Il protagonista del sesto e ultimo film italiano in Concorso è Lubo (interpretato da Franz Rogowski), un artista di strada nomade che nel 1939 viene arruolato nell’esercito svizzero con il compito di sorvegliare i confini del territorio contro una possibile invasione tedesca. Mentre è in servizio, viene raggiunto da suo cugino, il quale gli comunica che sua moglie era morta tentando di proteggere i tre figli ed evitare che venissero portati via dalle forze dell’ordine. In Svizzera, infatti, vigeva un “programma di rieducazione nazionale per i bambini di strada”, che aveva come reale scopo quello di estirpare la cultura Jenisch. Da questo momento Lubo farà di tutto per ritrovare i suoi figli e far valere i diritti di questa cultura.
Lubo è un film “da cui emerge quanto principi folli e leggi discriminatorie generino un male che si espande come una macchia d’olio nel tempo, penetrando nelle vite degli uomini, modificandone i percorsi, i valori, generando dolore, rabbia, violenza, ambiguità… ma anche un amore per la vita e per i propri figli che vuole sopravvivere a tutto e riportare giustizia”, dichiara il regista Giorgio Diritti.
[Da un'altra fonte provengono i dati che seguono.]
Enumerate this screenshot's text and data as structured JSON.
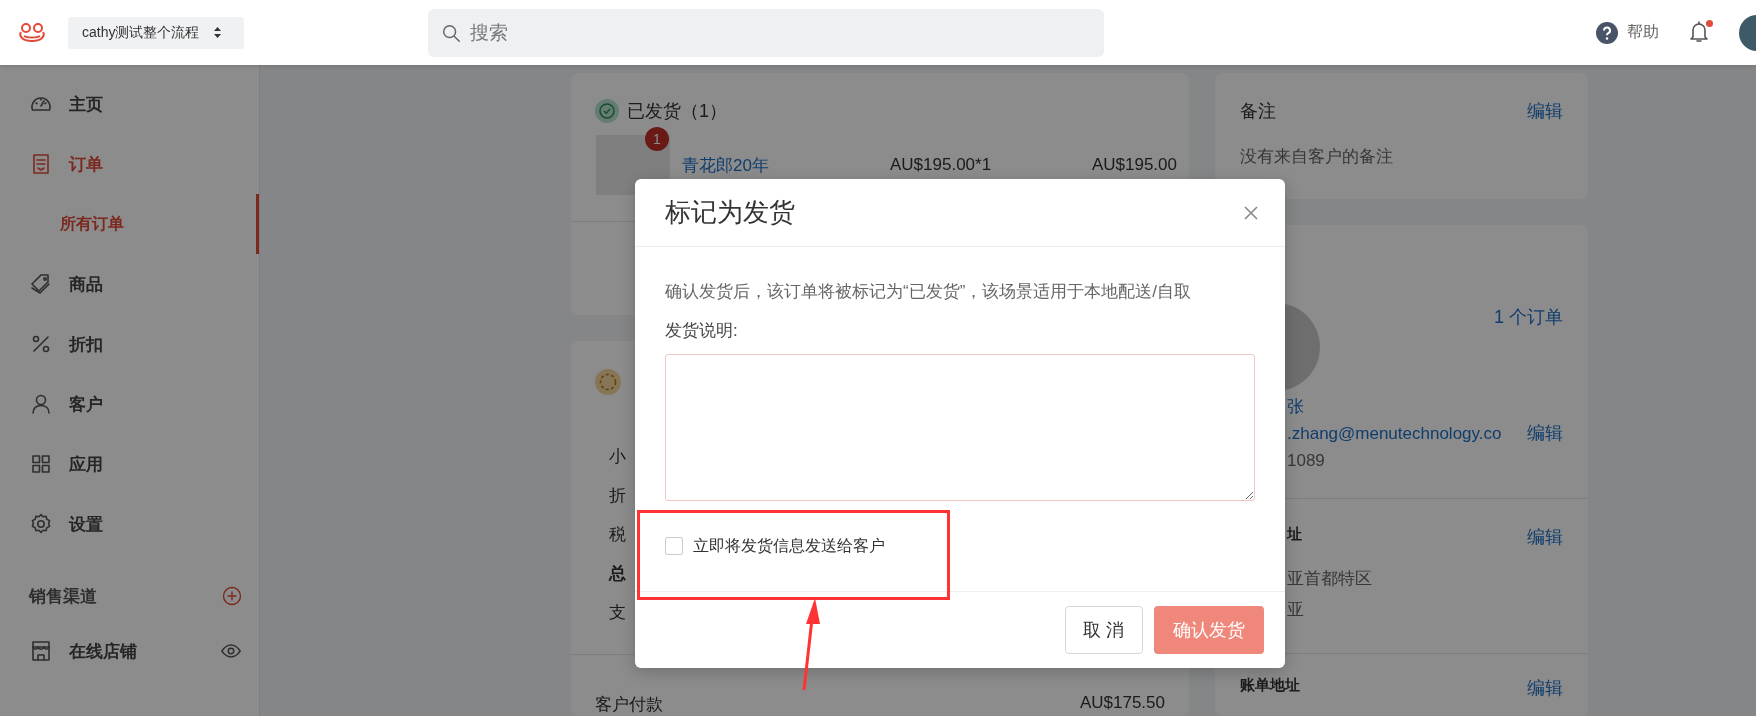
{
  "top_bar": {
    "store_selector": "cathy测试整个流程",
    "search": {
      "placeholder": "搜索"
    },
    "help": "帮助",
    "notifications": {
      "has_unread": true
    }
  },
  "sidebar": {
    "items": [
      {
        "label": "主页",
        "selected": false
      },
      {
        "label": "订单",
        "selected": true,
        "children": [
          {
            "label": "所有订单",
            "selected": true
          }
        ]
      },
      {
        "label": "商品",
        "selected": false
      },
      {
        "label": "折扣",
        "selected": false
      },
      {
        "label": "客户",
        "selected": false
      },
      {
        "label": "应用",
        "selected": false
      },
      {
        "label": "设置",
        "selected": false
      }
    ],
    "sales_channels": {
      "title": "销售渠道",
      "items": [
        {
          "label": "在线店铺"
        }
      ]
    }
  },
  "shipped_card": {
    "title": "已发货（1）",
    "items": [
      {
        "badge": "1",
        "name": "青花郎20年",
        "unit_price": "AU$195.00*1",
        "total": "AU$195.00"
      }
    ]
  },
  "payment_card": {
    "rows": [
      {
        "label": "小",
        "bold": false
      },
      {
        "label": "折",
        "bold": false
      },
      {
        "label": "税",
        "bold": false
      },
      {
        "label": "总",
        "bold": true
      },
      {
        "label": "支",
        "bold": false
      }
    ],
    "customer_payment": {
      "label": "客户付款",
      "amount": "AU$175.50"
    }
  },
  "notes_card": {
    "title": "备注",
    "edit": "编辑",
    "text": "没有来自客户的备注"
  },
  "customer_card": {
    "orders_link": "1 个订单",
    "name": "张",
    "email": ".zhang@menutechnology.co",
    "edit": "编辑",
    "phone": "1089",
    "shipping_address": {
      "title": "址",
      "edit": "编辑",
      "lines": [
        "亚首都特区",
        "亚"
      ]
    },
    "billing_address": {
      "title": "账单地址",
      "edit": "编辑"
    }
  },
  "dialog": {
    "title": "标记为发货",
    "description": "确认发货后，该订单将被标记为“已发货”，该场景适用于本地配送/自取",
    "field_label": "发货说明:",
    "notify": {
      "label": "立即将发货信息发送给客户",
      "checked": false
    },
    "buttons": [
      {
        "label": "取 消",
        "kind": "secondary"
      },
      {
        "label": "确认发货",
        "kind": "primary"
      }
    ]
  }
}
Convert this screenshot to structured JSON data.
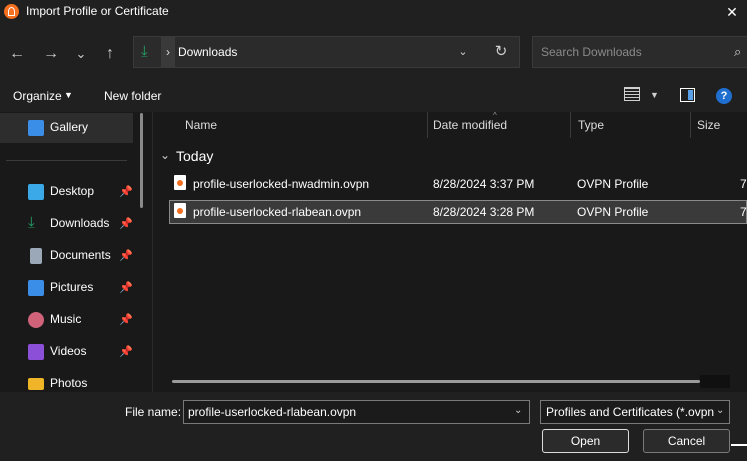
{
  "window": {
    "title": "Import Profile or Certificate",
    "close_glyph": "✕"
  },
  "nav": {
    "back_glyph": "←",
    "forward_glyph": "→",
    "recent_glyph": "⌄",
    "up_glyph": "↑",
    "address": "Downloads",
    "address_chevron": "›",
    "address_dropdown_glyph": "⌄",
    "refresh_glyph": "↻",
    "search_placeholder": "Search Downloads",
    "search_glyph": "⌕"
  },
  "toolbar": {
    "organize_label": "Organize",
    "organize_caret": "▼",
    "new_folder_label": "New folder",
    "view_caret": "▼",
    "help_glyph": "?"
  },
  "sidebar": {
    "items": [
      {
        "label": "Gallery",
        "icon": "gallery-icon",
        "color": "#3b8ee8"
      },
      {
        "label": "Desktop",
        "icon": "desktop-icon",
        "color": "#3ba8e8",
        "pin": "📌"
      },
      {
        "label": "Downloads",
        "icon": "download-icon",
        "color": "#21a366",
        "pin": "📌"
      },
      {
        "label": "Documents",
        "icon": "documents-icon",
        "color": "#9aa8b8",
        "pin": "📌"
      },
      {
        "label": "Pictures",
        "icon": "pictures-icon",
        "color": "#3b8ee8",
        "pin": "📌"
      },
      {
        "label": "Music",
        "icon": "music-icon",
        "color": "#d0637a",
        "pin": "📌"
      },
      {
        "label": "Videos",
        "icon": "videos-icon",
        "color": "#8c4fd8",
        "pin": "📌"
      },
      {
        "label": "Photos",
        "icon": "photos-icon",
        "color": "#f0b429"
      }
    ]
  },
  "file_list": {
    "columns": [
      "Name",
      "Date modified",
      "Type",
      "Size"
    ],
    "sort_glyph": "^",
    "group_chevron": "⌄",
    "group": "Today",
    "rows": [
      {
        "name": "profile-userlocked-nwadmin.ovpn",
        "date": "8/28/2024 3:37 PM",
        "type": "OVPN Profile",
        "size": "7"
      },
      {
        "name": "profile-userlocked-rlabean.ovpn",
        "date": "8/28/2024 3:28 PM",
        "type": "OVPN Profile",
        "size": "7",
        "selected": true
      }
    ]
  },
  "footer": {
    "file_name_label": "File name:",
    "file_name_value": "profile-userlocked-rlabean.ovpn",
    "dropdown_glyph": "⌄",
    "filter_value": "Profiles and Certificates (*.ovpn",
    "open_label": "Open",
    "cancel_label": "Cancel"
  },
  "colors": {
    "background": "#191919",
    "chrome": "#202020",
    "selection": "#3a3a3a",
    "accent": "#1f6fd1",
    "openvpn_orange": "#f37021"
  }
}
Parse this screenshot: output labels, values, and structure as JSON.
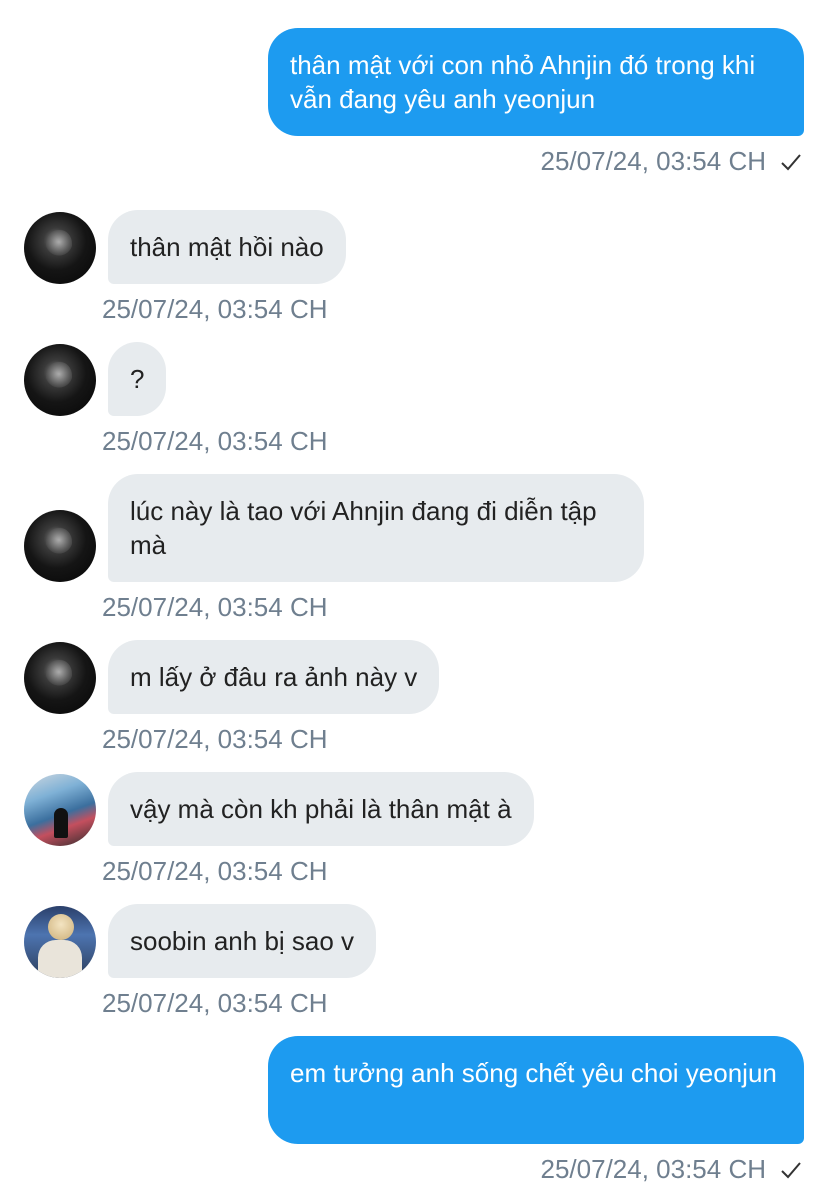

In questa pellicola si vuole evidenziare come il tema rappresentato non è stato un evento circoscritto avvenuto tra gli anni Venti e Settanta in Svizzera; anzi, bisogna rendersi conto che è un tema molto attuale. La stessa Valentina Bellè, che nel film interpreta Margherita, ha precisato infatti che “[…] dinamiche del genere sono attualissime. Da un’inchiesta del Guardian uscita in primavera, pare che siano più di 16mila i bambini ucraini deportati in Russia. L’Ucraina è riuscita a farne rientrare poco più di 300 e sembra che alcune famiglie russe li nascondessero sia per evitare il rimpatrio, sia per paura che gli venisse tolto il sussidio dal governo russo. Queste cose stanno accadendo oggi”.